El aislamiento social y sus efectos económicos son una situación absolutamente novedosa para la que nadie estaba preparadx. Si se buscan antecedentes históricos, lo más cercano es la economía en contexto de guerra. En una situación en que una fuerte convulsión afecta a un país el objetivo es mantener el funcionamiento de las actividades económicas indispensables: el autoabastecimiento y especialmente garantizar la producción de alimentos. Para lograrlo, el Estado gana protagonismo ya que el sector privado sería incapaz de coordinarse para lograr esos objetivos. Una manera simple de explicarlo es que mientras en tiempo de normalidad el objetivo del gobierno es crear valor, en momentos excepcionales todas las actividades se subordinan a la supervivencia y el apuntalamiento de los sectores que están al frente del conflicto. Salvando las distancias, la actual prioridad es destinar recursos al sector sanitario (en una guerra es hacia el sector de defensa). Mientras que en una guerra la sociedad debe generar excedente para sostener a la población afectada al enfrentamiento, durante el aislamiento se debe apoyar a lxs trabajadorxs que perdieron sus ingresos para que puedan quedarse en su casa. La pregunta más relevante en términos económicos no es qué hacer, sino ¿quién y cómo se pagarán los costos?
La caída de la economía en el contexto de pandemia deja a los Estados con muy pocos grados de libertad: se necesitan recursos para nutrir al sistema de salud, sostener el empleo público, transferir recursos a las pequeñas empresas y comercios y contener socialmente a les trabajadores informales que viven día a día. Si alguna o varias de estas condiciones falla, simplemente el aislamiento social no funcionará: todxs saldrán a la calle empujadxs por la necesidad y el sistema sanitario colapsará por un problema que crece de manera exponencial.
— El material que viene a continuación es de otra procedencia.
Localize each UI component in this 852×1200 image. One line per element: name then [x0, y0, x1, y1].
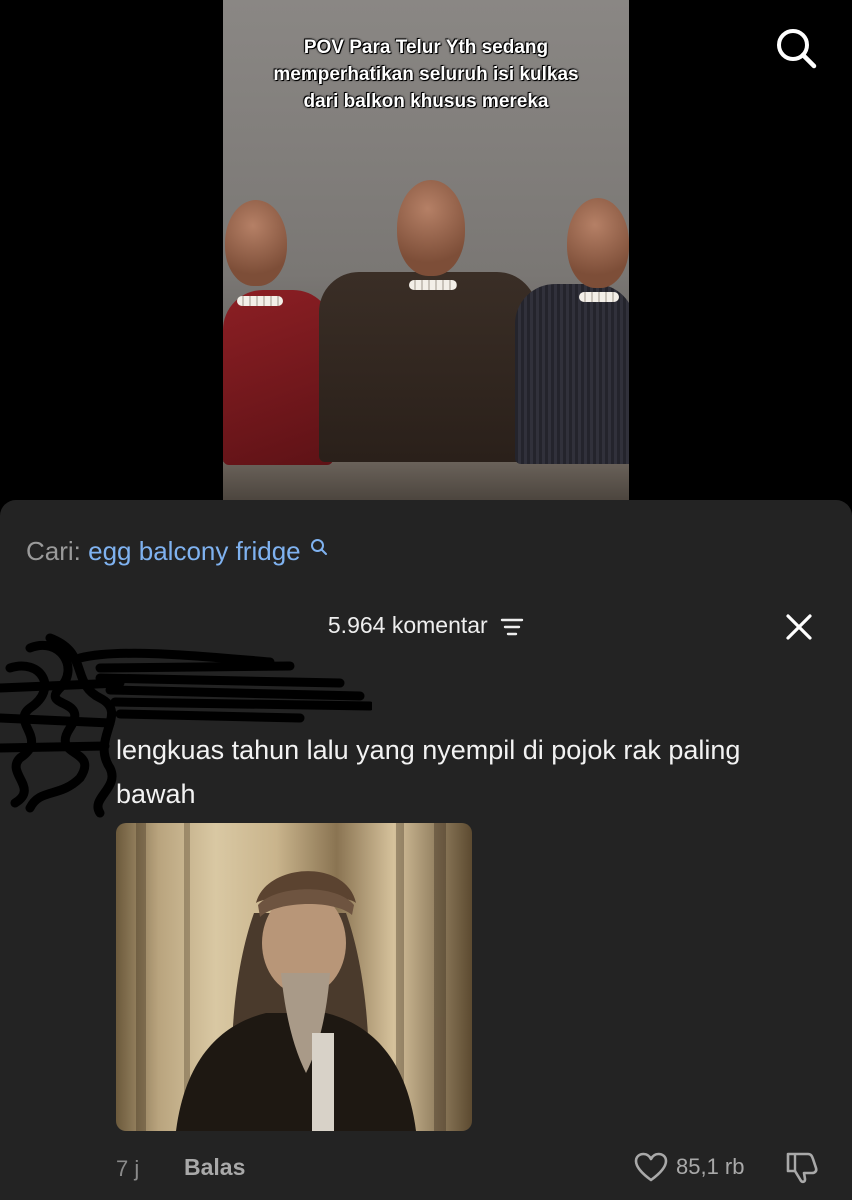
comment-text: lengkuas tahun lalu yang nyempil di pojo…	[116, 735, 741, 809]
close-icon[interactable]	[784, 612, 814, 642]
heart-icon[interactable]	[634, 1152, 668, 1182]
video-player[interactable]: POV Para Telur Yth sedang memperhatikan …	[223, 0, 629, 500]
search-suggestion-query[interactable]: egg balcony fridge	[88, 536, 300, 566]
video-floor	[223, 462, 629, 500]
comment-timestamp: 7 j	[116, 1156, 140, 1181]
comments-sheet: Cari: egg balcony fridge 5.964 komentar	[0, 500, 852, 1200]
search-small-icon	[310, 539, 327, 555]
reply-button[interactable]: Balas	[184, 1154, 245, 1181]
like-count: 85,1 rb	[676, 1154, 745, 1179]
video-caption: POV Para Telur Yth sedang memperhatikan …	[273, 37, 579, 112]
search-icon[interactable]	[774, 26, 818, 70]
search-suggestion-prefix: Cari:	[26, 536, 81, 566]
dislike-icon[interactable]	[784, 1150, 820, 1184]
filter-icon[interactable]	[500, 617, 524, 637]
dislike-button[interactable]	[784, 1150, 820, 1184]
search-suggestion[interactable]: Cari: egg balcony fridge	[26, 536, 328, 567]
comment-attached-image[interactable]	[116, 823, 472, 1131]
like-button[interactable]: 85,1 rb	[634, 1150, 745, 1184]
En la Argentina, que ya arrastraba una crisis socioeconómica de gran magnitud no existen demasiadas alternativas: el 90% de la población tenía ingresos per cápita familiares inferiores a $33.250 al cuarto trimestre de 2019. Del otro lado, el 10% mas rico se apropia de más del 30% de los ingresos y sólo el 1% de la población se queda con el 15% según los datos aportados por la CEPAL. La tasa de informalidad laboral es del 37% y el 74% de lxs trabajadorxs privadxs son empleadxs por pequeñas y medianas empresas.
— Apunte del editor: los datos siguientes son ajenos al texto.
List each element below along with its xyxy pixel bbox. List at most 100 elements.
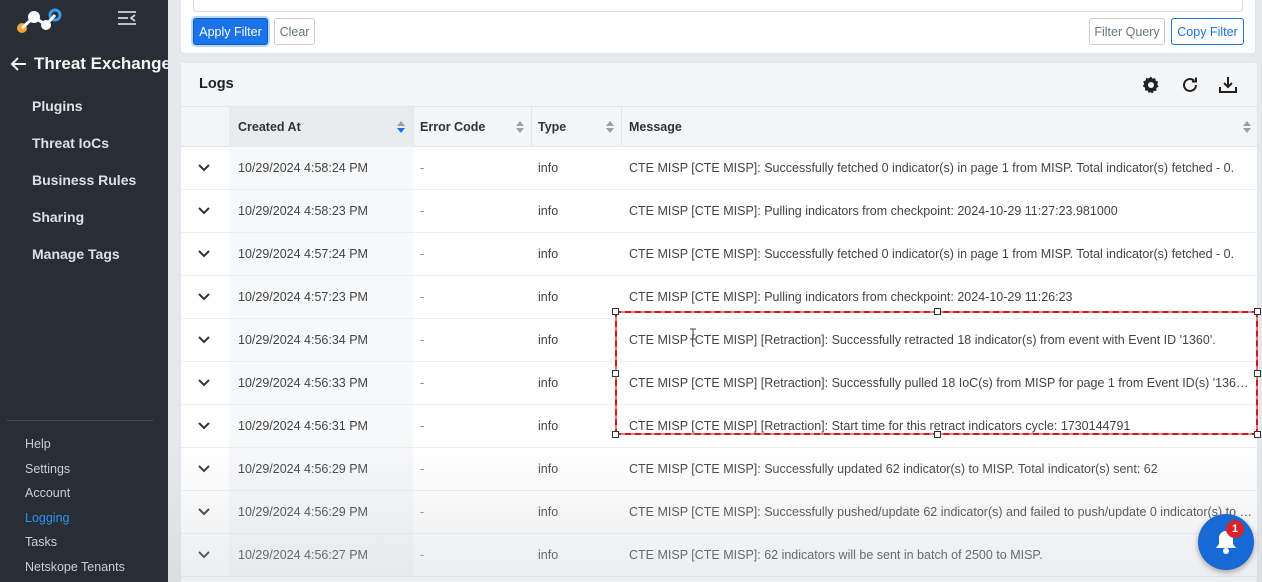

Sólo un pequeño porcentaje de la sociedad puede resignar ingresos y patrimonio sin poner en riesgo su sostenimiento material: según el diputado Carlos Heller uno de los principales impulsores del proyecto de ley de gravamen a la riqueza sólo 12 mil personas tienen un patrimonio personal superior a US$ 3 millones, el 0,02% de la población total y el 0,08% de la población económicamente activa.
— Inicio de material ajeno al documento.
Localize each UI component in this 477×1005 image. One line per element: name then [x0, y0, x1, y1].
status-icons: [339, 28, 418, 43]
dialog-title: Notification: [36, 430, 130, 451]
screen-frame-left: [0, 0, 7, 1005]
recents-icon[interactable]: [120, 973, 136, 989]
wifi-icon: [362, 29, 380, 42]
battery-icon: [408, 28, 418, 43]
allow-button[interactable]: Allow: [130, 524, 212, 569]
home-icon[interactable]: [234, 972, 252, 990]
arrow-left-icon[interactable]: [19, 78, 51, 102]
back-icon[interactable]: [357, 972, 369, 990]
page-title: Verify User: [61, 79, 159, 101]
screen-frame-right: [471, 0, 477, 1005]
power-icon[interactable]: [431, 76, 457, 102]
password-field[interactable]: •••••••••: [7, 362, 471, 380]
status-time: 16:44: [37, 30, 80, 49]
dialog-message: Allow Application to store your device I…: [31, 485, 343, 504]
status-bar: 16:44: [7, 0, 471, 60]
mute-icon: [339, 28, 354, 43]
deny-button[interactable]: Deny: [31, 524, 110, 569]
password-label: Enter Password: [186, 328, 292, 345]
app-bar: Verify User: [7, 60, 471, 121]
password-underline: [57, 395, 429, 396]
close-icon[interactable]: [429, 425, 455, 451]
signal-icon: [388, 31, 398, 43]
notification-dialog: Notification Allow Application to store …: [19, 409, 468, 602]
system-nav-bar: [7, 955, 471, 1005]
Un impuesto a la riqueza que vuelva al sistema impositivo un poco más progresivo es una deuda pendiente, no algo que se justifica sólo por la pandemia. En el contexto económico actual el impuesto es apenas una base: se debe asegurar que los bancos cumplan su rol vehiculizando créditos a pequeñas empresa y comercios, que todos lxs trabajadorxs cuyos ingresos mermaron significativamente obtengan apoyo sin acumular deudas que limiten su recuperación cuando se termine el aislamiento, y que los precios y abastecimientos de productos esenciales estén disponibles. Sólo así estarán dadas las bases para que el aislamiento social tenga éxito sanitario y la recuperación económica posterior sea posible.